Tres planos
@2009 - Marcos Montes de Oca
La vista del hombre, como sabemos, es tridimensional: el hecho de contar con dos ojos nos permite apreciar la profundidad de los escenarios en los que nos movemos. En efecto, entre nuestras dos pupilas media una distancia de unos 6 o 7 centímetros, y ello hace que la imagen que cada ojo percibe sea ligeramente diferente. Cuando estas dos imágenes, convertidas por la retina en impulso nervioso, alcanzan la zona del cerebro encargada de procesarlas (el córtex visual), son fundidas en una sola, que está dotada de sensación de profundidad. Por eso decimos que nuestra visión es estereoscópica.
Sin embargo, este sistema de visión estereoscópica con el que la naturaleza nos ha dotado tiene sus limitaciones: puesto que la base del mismo es la diferencia entre las imágenes recogidas por cada ojo, nos encontramos con que, cuando los objetos están muy lejanos, ambos ojos perciben exactamente la misma imagen y, por tanto, perdemos la noción de profundidad.
Y, cuando de objetos lejanos se trata, ninguno lo es tanto como los cuerpos celestes. Por este motivo, percibimos visualmente el cielo nocturno como un manto de estrellas en el que la tercera dimensión parece por entero ausente. Sin embargo, como tantas otras veces ocurre con nuestra percepción del universo, esto es una imagen falseada por la limitación de nuestros sentidos. En realidad, entre estos objetos que nos parecen dispuestos en una bóveda, existen verdaderos abismos.
La fotografía que protagoniza esta entrada es un buen ejemplo de ello. Se trata de una imagen tomada por el autor en el lugar de observación de Magallanes en Calar Alto (Almería), en las cercanías del Centro Astronómico Hispano Alemán, durante la madrugada del 22 de agosto de 2009. En ella apreciamos un campo de estrellas sobre el que destacan dos objetos: una galaxia en la esquina superior izquierda y un cúmulo globular en la esquina inferior derecha. Ambos cuerpos parecen flotar entre las estrellas, sin que podamos intuir profundidad alguna en el conjunto. Sin embargo, el estado actual de la ciencia astronómica nos permite aportar ciertos datos que nos ayudarán a entender lo que en realidad estamos viendo.
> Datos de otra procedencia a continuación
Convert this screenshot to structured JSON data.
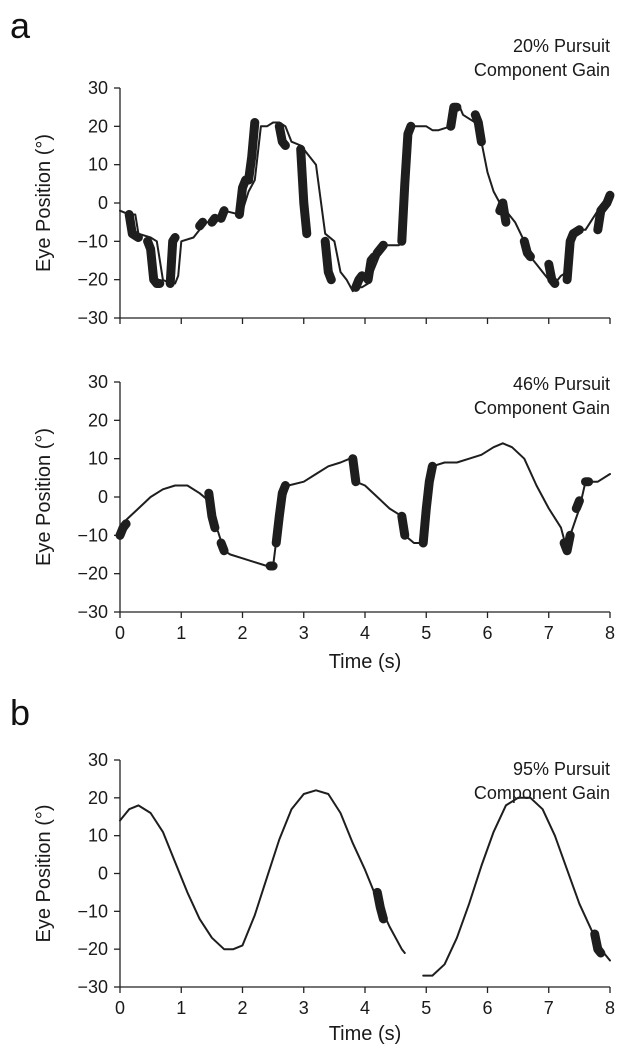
{
  "panel_letters": {
    "a": "a",
    "b": "b"
  },
  "colors": {
    "trace": "#1e1e1e",
    "axis": "#222222",
    "background": "#ffffff"
  },
  "chart_data": [
    {
      "type": "line",
      "panel": "a",
      "annotation": [
        "20% Pursuit",
        "Component Gain"
      ],
      "ylabel": "Eye Position (°)",
      "xlabel": "",
      "xlim": [
        0,
        8
      ],
      "ylim": [
        -30,
        30
      ],
      "yticks": [
        "30",
        "20",
        "10",
        "0",
        "−10",
        "−20",
        "−30"
      ],
      "xticks": [],
      "series": [
        {
          "x": [
            0.0,
            0.15,
            0.25,
            0.3,
            0.5,
            0.6,
            0.7,
            0.82,
            0.9,
            0.95,
            1.0,
            1.2,
            1.3,
            1.4,
            1.5,
            1.55,
            1.6,
            1.65,
            1.7,
            1.95,
            2.0,
            2.1,
            2.2,
            2.3,
            2.4,
            2.5,
            2.6,
            2.7,
            2.8,
            2.95,
            3.0,
            3.1,
            3.2,
            3.35,
            3.5,
            3.6,
            3.7,
            3.8,
            3.85,
            3.95,
            4.05,
            4.1,
            4.2,
            4.3,
            4.45,
            4.55,
            4.62,
            4.7,
            4.9,
            5.0,
            5.1,
            5.2,
            5.4,
            5.5,
            5.55,
            5.6,
            5.7,
            5.8,
            5.9,
            6.0,
            6.1,
            6.2,
            6.3,
            6.45,
            6.6,
            6.7,
            6.8,
            6.9,
            7.0,
            7.1,
            7.2,
            7.3,
            7.4,
            7.5,
            7.6,
            7.8,
            7.9,
            8.0
          ],
          "y": [
            -2,
            -3,
            -3,
            -8,
            -9,
            -10,
            -20,
            -21,
            -21,
            -19,
            -10,
            -9,
            -7,
            -5,
            -5,
            -4,
            -4,
            -3,
            -2,
            -3,
            -2,
            3,
            6,
            20,
            20,
            21,
            21,
            20,
            16,
            15,
            14,
            12,
            10,
            -8,
            -10,
            -18,
            -20,
            -23,
            -22,
            -22,
            -21,
            -19,
            -15,
            -11,
            -11,
            -11,
            -10,
            20,
            20,
            20,
            19,
            19,
            20,
            25,
            25,
            23,
            22,
            21,
            16,
            8,
            3,
            0,
            -2,
            -5,
            -10,
            -14,
            -16,
            -18,
            -20,
            -21,
            -19,
            -18,
            -8,
            -7,
            -7,
            -2,
            0,
            1
          ]
        }
      ],
      "saccades": [
        {
          "x": [
            0.15,
            0.2,
            0.3
          ],
          "y": [
            -3,
            -8,
            -9
          ]
        },
        {
          "x": [
            0.45,
            0.5,
            0.55,
            0.6,
            0.65
          ],
          "y": [
            -10,
            -12,
            -20,
            -21,
            -21
          ]
        },
        {
          "x": [
            0.82,
            0.86,
            0.9
          ],
          "y": [
            -21,
            -10,
            -9
          ]
        },
        {
          "x": [
            1.3,
            1.35
          ],
          "y": [
            -6,
            -5
          ]
        },
        {
          "x": [
            1.5,
            1.55
          ],
          "y": [
            -5,
            -4
          ]
        },
        {
          "x": [
            1.65,
            1.7
          ],
          "y": [
            -4,
            -2
          ]
        },
        {
          "x": [
            1.95,
            2.0,
            2.05
          ],
          "y": [
            -3,
            4,
            6
          ]
        },
        {
          "x": [
            2.1,
            2.15,
            2.2
          ],
          "y": [
            6,
            12,
            21
          ]
        },
        {
          "x": [
            2.6,
            2.65,
            2.7
          ],
          "y": [
            20,
            16,
            15
          ]
        },
        {
          "x": [
            2.95,
            3.0,
            3.05
          ],
          "y": [
            14,
            0,
            -8
          ]
        },
        {
          "x": [
            3.35,
            3.4,
            3.45
          ],
          "y": [
            -10,
            -18,
            -20
          ]
        },
        {
          "x": [
            3.85,
            3.9,
            3.95
          ],
          "y": [
            -22,
            -20,
            -19
          ]
        },
        {
          "x": [
            4.05,
            4.1,
            4.15
          ],
          "y": [
            -20,
            -15,
            -14
          ]
        },
        {
          "x": [
            4.2,
            4.3
          ],
          "y": [
            -13,
            -11
          ]
        },
        {
          "x": [
            4.6,
            4.65,
            4.7,
            4.75
          ],
          "y": [
            -10,
            5,
            18,
            20
          ]
        },
        {
          "x": [
            5.4,
            5.45,
            5.5
          ],
          "y": [
            20,
            25,
            25
          ]
        },
        {
          "x": [
            5.8,
            5.85,
            5.9
          ],
          "y": [
            23,
            21,
            16
          ]
        },
        {
          "x": [
            6.2,
            6.25,
            6.3
          ],
          "y": [
            -2,
            0,
            -5
          ]
        },
        {
          "x": [
            6.6,
            6.65,
            6.7
          ],
          "y": [
            -10,
            -13,
            -14
          ]
        },
        {
          "x": [
            7.0,
            7.05,
            7.1
          ],
          "y": [
            -16,
            -20,
            -21
          ]
        },
        {
          "x": [
            7.3,
            7.35,
            7.4,
            7.5
          ],
          "y": [
            -20,
            -10,
            -8,
            -7
          ]
        },
        {
          "x": [
            7.8,
            7.85,
            7.95,
            8.0
          ],
          "y": [
            -7,
            -2,
            0,
            2
          ]
        }
      ]
    },
    {
      "type": "line",
      "panel": "a",
      "annotation": [
        "46% Pursuit",
        "Component Gain"
      ],
      "ylabel": "Eye Position (°)",
      "xlabel": "Time (s)",
      "xlim": [
        0,
        8
      ],
      "ylim": [
        -30,
        30
      ],
      "yticks": [
        "30",
        "20",
        "10",
        "0",
        "−10",
        "−20",
        "−30"
      ],
      "xticks": [
        "0",
        "1",
        "2",
        "3",
        "4",
        "5",
        "6",
        "7",
        "8"
      ],
      "series": [
        {
          "x": [
            0.0,
            0.1,
            0.3,
            0.5,
            0.7,
            0.9,
            1.1,
            1.3,
            1.45,
            1.5,
            1.55,
            1.6,
            1.7,
            1.8,
            2.0,
            2.2,
            2.4,
            2.5,
            2.6,
            2.75,
            3.0,
            3.2,
            3.4,
            3.6,
            3.75,
            3.8,
            3.85,
            4.0,
            4.2,
            4.4,
            4.6,
            4.65,
            4.8,
            5.0,
            5.1,
            5.3,
            5.5,
            5.7,
            5.9,
            6.1,
            6.25,
            6.4,
            6.6,
            6.8,
            7.0,
            7.2,
            7.3,
            7.35,
            7.5,
            7.6,
            7.7,
            7.8,
            8.0
          ],
          "y": [
            -9,
            -6,
            -3,
            0,
            2,
            3,
            3,
            1,
            -1,
            1,
            -8,
            -9,
            -14,
            -15,
            -16,
            -17,
            -18,
            -18,
            -5,
            3,
            4,
            6,
            8,
            9,
            10,
            10,
            4,
            3,
            0,
            -3,
            -5,
            -10,
            -12,
            -12,
            8,
            9,
            9,
            10,
            11,
            13,
            14,
            13,
            10,
            3,
            -3,
            -8,
            -14,
            -10,
            -3,
            4,
            4,
            4,
            6
          ]
        }
      ],
      "saccades": [
        {
          "x": [
            0.0,
            0.05,
            0.1
          ],
          "y": [
            -10,
            -8,
            -7
          ]
        },
        {
          "x": [
            1.45,
            1.5,
            1.55
          ],
          "y": [
            1,
            -5,
            -8
          ]
        },
        {
          "x": [
            1.65,
            1.7
          ],
          "y": [
            -12,
            -14
          ]
        },
        {
          "x": [
            2.45,
            2.5
          ],
          "y": [
            -18,
            -18
          ]
        },
        {
          "x": [
            2.55,
            2.6,
            2.65,
            2.7
          ],
          "y": [
            -12,
            -5,
            1,
            3
          ]
        },
        {
          "x": [
            3.8,
            3.85
          ],
          "y": [
            10,
            4
          ]
        },
        {
          "x": [
            4.6,
            4.65
          ],
          "y": [
            -5,
            -10
          ]
        },
        {
          "x": [
            4.95,
            5.0,
            5.05,
            5.1
          ],
          "y": [
            -12,
            -3,
            4,
            8
          ]
        },
        {
          "x": [
            7.25,
            7.3,
            7.35
          ],
          "y": [
            -12,
            -14,
            -10
          ]
        },
        {
          "x": [
            7.45,
            7.5
          ],
          "y": [
            -3,
            -1
          ]
        },
        {
          "x": [
            7.6,
            7.65
          ],
          "y": [
            4,
            4
          ]
        }
      ]
    },
    {
      "type": "line",
      "panel": "b",
      "annotation": [
        "95% Pursuit",
        "Component Gain"
      ],
      "ylabel": "Eye Position (°)",
      "xlabel": "Time (s)",
      "xlim": [
        0,
        8
      ],
      "ylim": [
        -30,
        30
      ],
      "yticks": [
        "30",
        "20",
        "10",
        "0",
        "−10",
        "−20",
        "−30"
      ],
      "xticks": [
        "0",
        "1",
        "2",
        "3",
        "4",
        "5",
        "6",
        "7",
        "8"
      ],
      "series": [
        {
          "x": [
            0.0,
            0.15,
            0.3,
            0.5,
            0.7,
            0.9,
            1.1,
            1.3,
            1.5,
            1.7,
            1.85,
            2.0,
            2.2,
            2.4,
            2.6,
            2.8,
            3.0,
            3.2,
            3.4,
            3.6,
            3.8,
            4.0,
            4.2,
            4.4,
            4.6,
            4.65
          ],
          "y": [
            14,
            17,
            18,
            16,
            11,
            3,
            -5,
            -12,
            -17,
            -20,
            -20,
            -19,
            -11,
            -1,
            9,
            17,
            21,
            22,
            21,
            16,
            8,
            1,
            -7,
            -14,
            -20,
            -21
          ]
        },
        {
          "x": [
            4.95,
            5.1,
            5.3,
            5.5,
            5.7,
            5.9,
            6.1,
            6.3,
            6.5,
            6.7,
            6.9,
            7.1,
            7.3,
            7.5,
            7.7,
            7.9,
            8.0
          ],
          "y": [
            -27,
            -27,
            -24,
            -17,
            -8,
            2,
            11,
            18,
            20,
            20,
            17,
            10,
            1,
            -8,
            -15,
            -21,
            -23
          ]
        }
      ],
      "saccades": [
        {
          "x": [
            4.2,
            4.25,
            4.3
          ],
          "y": [
            -5,
            -9,
            -12
          ]
        },
        {
          "x": [
            7.75,
            7.8,
            7.85
          ],
          "y": [
            -16,
            -20,
            -21
          ]
        }
      ]
    }
  ]
}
En primer lugar, convendría recordar cuál es la estructura de nuestra galaxia y cuál es el lugar que ocupamos dentro de ella. Las estrellas de la Vía Láctea, como nuestro Sol, se encuentran dispuestas en un disco aplanado que rodea un denso núcleo. La distancia que nos separa de dicho núcleo es de 28.000 años-luz. El grosor de este disco, por otra parte, es de unos 1.000 años-luz. Pues bien, cuando esta imagen fue obtenida, la cámara estaba apuntando casi exactamente hacia “abajo” del disco de la galaxia, entendiendo por “abajo” la dirección perpendicular al disco en sentido sur. Si la galaxia fuera un DVD sostenido horizontalmente por una mano, y la Tierra fuese una motita suspendida en el interior del grosor del disco, estaríamos mirando justo hacia el suelo. En esta dirección (que, con propiedad, se denomina el sur galáctico), lo primero que vemos es una nube de estrellas pertenecientes a la constelación de Sculptor que se prolonga aproximadamente 500 años-luz (recordamos: el disco tiene un grosor de 1.000 años luz y nos hallamos en un punto más o menos equidistante de sus límites inferior y superior). Si, en lugar de hacia “abajo” de la galaxia, estuviéramos mirando hacia su centro, en dirección a la constelación de Sagitario, esta nube tendría una profundidad no de 500, sino de 28.000 años-luz y, por tanto, se nos mostraría con una densidad de estrellas mucho mayor. En nuestra foto, por tanto, el campo estelar es relativamente pobre, y ello a pesar de que el contaje automatizado de estrellas nos arroja un número aproximado superior a las 9.000.